Musharraf arrested over Lal Masjid operation

Musharraf arrested over Lal Masjid operation

Beleaguered former President Pervez Musharraf was today arrested for ordering a crackdown on the radical Lal Masjid, less than 24 hours after his lawyers claimed he could walk out of house arrest after being granted bail in the Akbar Bugti murder case.

"He (Musharraf) has been arrested," said Aasia Ishaque, spokesperson for Musharraf’s All Pakistan Muslim League party.
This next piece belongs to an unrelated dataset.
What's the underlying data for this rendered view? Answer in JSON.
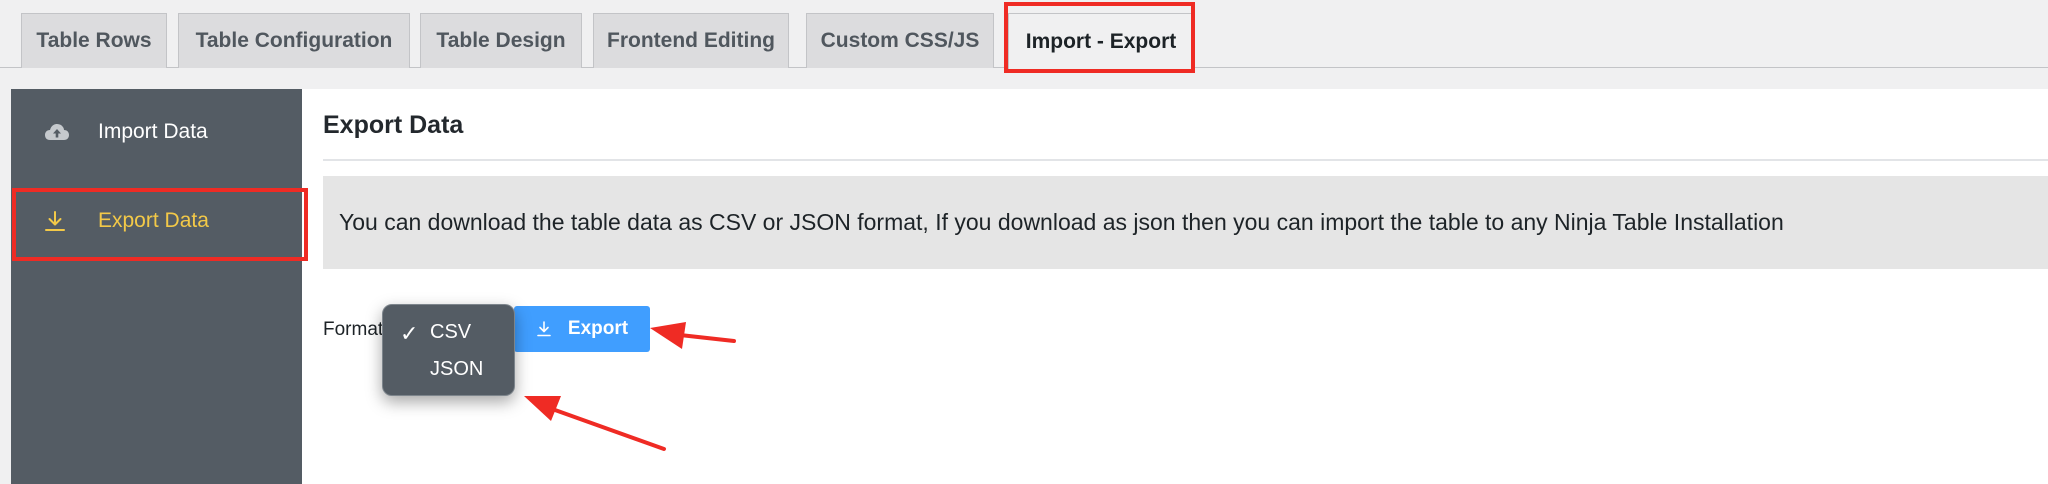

She confirmed that the 70-year-old former military was arrested in the Lal Masjid case.

"The SSP of Islamabad and the chief of Aabpara Police Station went to his house and arrested him," she told PTI.

On September 2, police filed a case against Musharraf over the killing of cleric Abdul Rashid and his mother during the 2007 military operation against extremists holed up in the Lal Masjid.

The operation, ordered by Musharraf, ended with a bloody eight-day siege that killed nearly 100 people, including Pakistani troops.

The case was filed on the directions of Justice Noorul Huque Qureshi of the Islamabad High Court, who was annoyed over the non-compliance of an earlier order.

The court issued the order in response to a petition filed by Haroon Rashid, the son of Abdul Rashid, against Musharraf for his alleged involvement in the killing of the hardline cleric and his mother.

Yesterday, the Supreme Court granted Musharraf bail in the case related to the killing of Baloch nationalist leader Akbar Bugti in a 2006 military operation.

Musharraf's lawyers said this was the last case in which he was still under arrest and he had been granted bail in other cases, including those related to the assassination of former premier Benazir Bhutto and the imposition of emergency in 2007.

The former military strongman is currently being held at his farmhouse on the outskirts of Islamabad, guarded by nearly 300 security personnel, including soldiers and snipers.

Musharraf took power in a 1999 coup and ruled as President until he resigned when he was threatened with impeachment in 2008. He then went into self-imposed exile and returned to Pakistan in March in a bid to resurrect his political career.